Informa-se que a matéria
editorial ligada ao estudo da habitação intergeracional participada fica agora
suspensa, numa fase de divulgação de bases editoriais e de referência, em
princípio, até ao início de 2024.
O presente conjunto de artigos
sobre “Segregação sócio-espacial em contexto
urbano”, que agora editamos, foi desenvolvido pelo Professor Anselmo Belém
Machado um dos mais assíduos articulistas da nossa Infohabitar, e que, assim, e com base na adaptação da sua tese de
doutoramento a uma sequência de artigos, nos irá acompanhar ao longo de algumas
semanas com a edição de mais um conjunto de artigos sequenciais relativos
à, hoje em dia, fundamental e sempre presente problemática da “Segregação sócio-espacial em contexto urbano”.

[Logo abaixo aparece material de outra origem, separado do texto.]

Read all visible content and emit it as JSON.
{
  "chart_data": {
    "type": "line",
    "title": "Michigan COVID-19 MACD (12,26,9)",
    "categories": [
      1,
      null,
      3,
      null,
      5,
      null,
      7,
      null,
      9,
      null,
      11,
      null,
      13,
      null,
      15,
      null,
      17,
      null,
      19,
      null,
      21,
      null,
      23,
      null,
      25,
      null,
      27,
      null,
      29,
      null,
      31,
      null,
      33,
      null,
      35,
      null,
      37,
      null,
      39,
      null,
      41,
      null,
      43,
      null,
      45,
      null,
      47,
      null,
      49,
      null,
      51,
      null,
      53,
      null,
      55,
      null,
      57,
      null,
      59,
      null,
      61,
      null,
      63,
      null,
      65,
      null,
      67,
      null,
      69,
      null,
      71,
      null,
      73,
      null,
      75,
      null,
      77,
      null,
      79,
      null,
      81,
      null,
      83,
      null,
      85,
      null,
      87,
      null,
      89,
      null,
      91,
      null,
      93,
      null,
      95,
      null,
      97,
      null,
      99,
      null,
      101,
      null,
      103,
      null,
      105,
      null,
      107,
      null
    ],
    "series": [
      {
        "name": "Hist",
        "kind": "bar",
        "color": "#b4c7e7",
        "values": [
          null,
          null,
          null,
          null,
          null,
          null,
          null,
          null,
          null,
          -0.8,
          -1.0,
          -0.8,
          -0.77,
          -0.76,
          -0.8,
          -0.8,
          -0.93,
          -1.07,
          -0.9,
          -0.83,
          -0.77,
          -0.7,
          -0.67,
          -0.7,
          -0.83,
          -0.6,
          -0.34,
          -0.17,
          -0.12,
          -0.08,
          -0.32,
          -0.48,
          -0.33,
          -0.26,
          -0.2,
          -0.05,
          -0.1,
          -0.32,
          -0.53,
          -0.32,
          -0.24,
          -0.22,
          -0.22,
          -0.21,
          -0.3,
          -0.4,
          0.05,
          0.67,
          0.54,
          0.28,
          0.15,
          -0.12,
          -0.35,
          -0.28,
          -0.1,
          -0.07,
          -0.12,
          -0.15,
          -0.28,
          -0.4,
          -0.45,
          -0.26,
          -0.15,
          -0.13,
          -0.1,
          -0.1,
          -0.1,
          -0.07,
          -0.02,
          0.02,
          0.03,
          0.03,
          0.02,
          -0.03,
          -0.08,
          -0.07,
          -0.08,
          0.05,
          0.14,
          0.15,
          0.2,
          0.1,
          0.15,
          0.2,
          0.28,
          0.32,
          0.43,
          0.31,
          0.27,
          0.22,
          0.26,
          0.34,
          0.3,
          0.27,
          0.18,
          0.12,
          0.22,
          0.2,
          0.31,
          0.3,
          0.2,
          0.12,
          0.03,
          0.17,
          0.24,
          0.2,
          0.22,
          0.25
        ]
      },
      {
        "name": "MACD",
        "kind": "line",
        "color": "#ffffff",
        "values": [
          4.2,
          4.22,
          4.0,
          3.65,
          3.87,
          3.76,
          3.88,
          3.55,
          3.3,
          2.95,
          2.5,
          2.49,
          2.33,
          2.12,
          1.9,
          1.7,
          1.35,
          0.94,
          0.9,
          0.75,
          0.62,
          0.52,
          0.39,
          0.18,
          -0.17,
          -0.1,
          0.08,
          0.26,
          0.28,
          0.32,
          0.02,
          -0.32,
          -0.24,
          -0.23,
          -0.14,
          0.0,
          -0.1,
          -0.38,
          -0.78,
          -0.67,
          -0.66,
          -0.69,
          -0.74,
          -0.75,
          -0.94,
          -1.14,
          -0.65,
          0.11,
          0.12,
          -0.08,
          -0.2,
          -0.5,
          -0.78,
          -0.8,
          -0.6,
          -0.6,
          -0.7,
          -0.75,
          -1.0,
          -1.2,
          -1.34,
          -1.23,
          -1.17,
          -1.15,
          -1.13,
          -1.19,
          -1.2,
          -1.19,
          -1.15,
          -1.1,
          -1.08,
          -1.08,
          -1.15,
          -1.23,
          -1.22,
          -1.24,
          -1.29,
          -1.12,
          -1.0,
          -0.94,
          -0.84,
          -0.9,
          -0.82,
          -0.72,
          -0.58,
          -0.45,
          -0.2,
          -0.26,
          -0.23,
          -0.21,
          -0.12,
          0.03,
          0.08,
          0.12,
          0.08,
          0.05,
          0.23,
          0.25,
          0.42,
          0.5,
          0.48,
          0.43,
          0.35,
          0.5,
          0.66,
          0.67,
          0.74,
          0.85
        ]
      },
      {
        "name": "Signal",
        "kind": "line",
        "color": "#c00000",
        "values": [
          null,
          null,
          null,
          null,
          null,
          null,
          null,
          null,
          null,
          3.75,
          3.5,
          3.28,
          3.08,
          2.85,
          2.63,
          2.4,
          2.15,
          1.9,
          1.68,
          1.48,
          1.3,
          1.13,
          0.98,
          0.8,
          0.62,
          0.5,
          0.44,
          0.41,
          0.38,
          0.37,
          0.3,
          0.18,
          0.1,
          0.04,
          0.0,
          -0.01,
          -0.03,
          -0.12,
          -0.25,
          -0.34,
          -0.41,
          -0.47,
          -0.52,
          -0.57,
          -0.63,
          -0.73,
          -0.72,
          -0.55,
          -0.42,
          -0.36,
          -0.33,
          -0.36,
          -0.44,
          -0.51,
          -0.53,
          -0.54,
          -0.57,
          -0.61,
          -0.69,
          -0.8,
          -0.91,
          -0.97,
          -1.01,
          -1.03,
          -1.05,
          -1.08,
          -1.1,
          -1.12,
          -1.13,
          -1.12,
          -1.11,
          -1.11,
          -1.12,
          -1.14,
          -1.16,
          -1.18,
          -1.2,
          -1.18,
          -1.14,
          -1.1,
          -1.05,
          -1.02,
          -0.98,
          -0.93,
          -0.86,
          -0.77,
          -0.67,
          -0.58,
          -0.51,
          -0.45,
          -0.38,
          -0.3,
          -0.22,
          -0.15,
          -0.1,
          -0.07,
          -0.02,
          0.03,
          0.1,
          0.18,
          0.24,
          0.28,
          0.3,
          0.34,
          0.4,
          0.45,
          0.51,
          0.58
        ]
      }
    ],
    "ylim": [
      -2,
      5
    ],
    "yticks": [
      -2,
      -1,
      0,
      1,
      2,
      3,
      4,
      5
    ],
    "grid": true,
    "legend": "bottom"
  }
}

Saudamos, então, novamente, o
colega e amigo Anselmo Belém Machado, por mais esta excelente e substancial contribuição
editorial.
Recorda-se, como sempre, que
serão sempre muito bem-vindas eventuais ideias comentadas sobre os artigos aqui
editados e propostas de novos artigos (a enviar, ao meu cuidado, para abc.infohabitar@gmail.com).
E desde já se refere que, em
breve, terão notícias sobre a realização de um novo Cogresso Internacional da
Habitação no Espaço Lusófono – CIHEL – que será já o nosso 5.º CIHEL; assim
como da reativação do GHabitar-APPQH.
Com as melhores saudações a todos
os caros leitores,
Lisboa, Encarnação, Olivais Norte,
em 8 de novembro de 2023
António Baptista Coelho
Editor da Infohabitar
As áreas de génese ilegal
– Infohabitar # 882
Anselmo Belém Machado
Resumo curricular de Anselmo
Belém Machado
Doutor em geografia
Humana pela Universidade do Minho (Portugal). Com mestrado em Organização do
Espaço Rural no Mundo Subdesenvolvido, licenciado e bacharel em geografia na
Universidade Federal de Sergipe (Brasil).
O autor tem
experiência profissional em ensino, pesquisa e extensão nas seguintes
Universidades: Universidade Estadual do Sudoeste da Bahia e Universidade
Federal do Rio Grande do Norte. Atualmente é professor associado no
Departamento de Geografia da Universidade Federal de Sergipe (UFS).
O autor tem as
seguintes áreas de interesse: Geografia Humana, Geografia Urbana e em Estudos
de Segregação Sócio Espacial (Portugal e Brasil).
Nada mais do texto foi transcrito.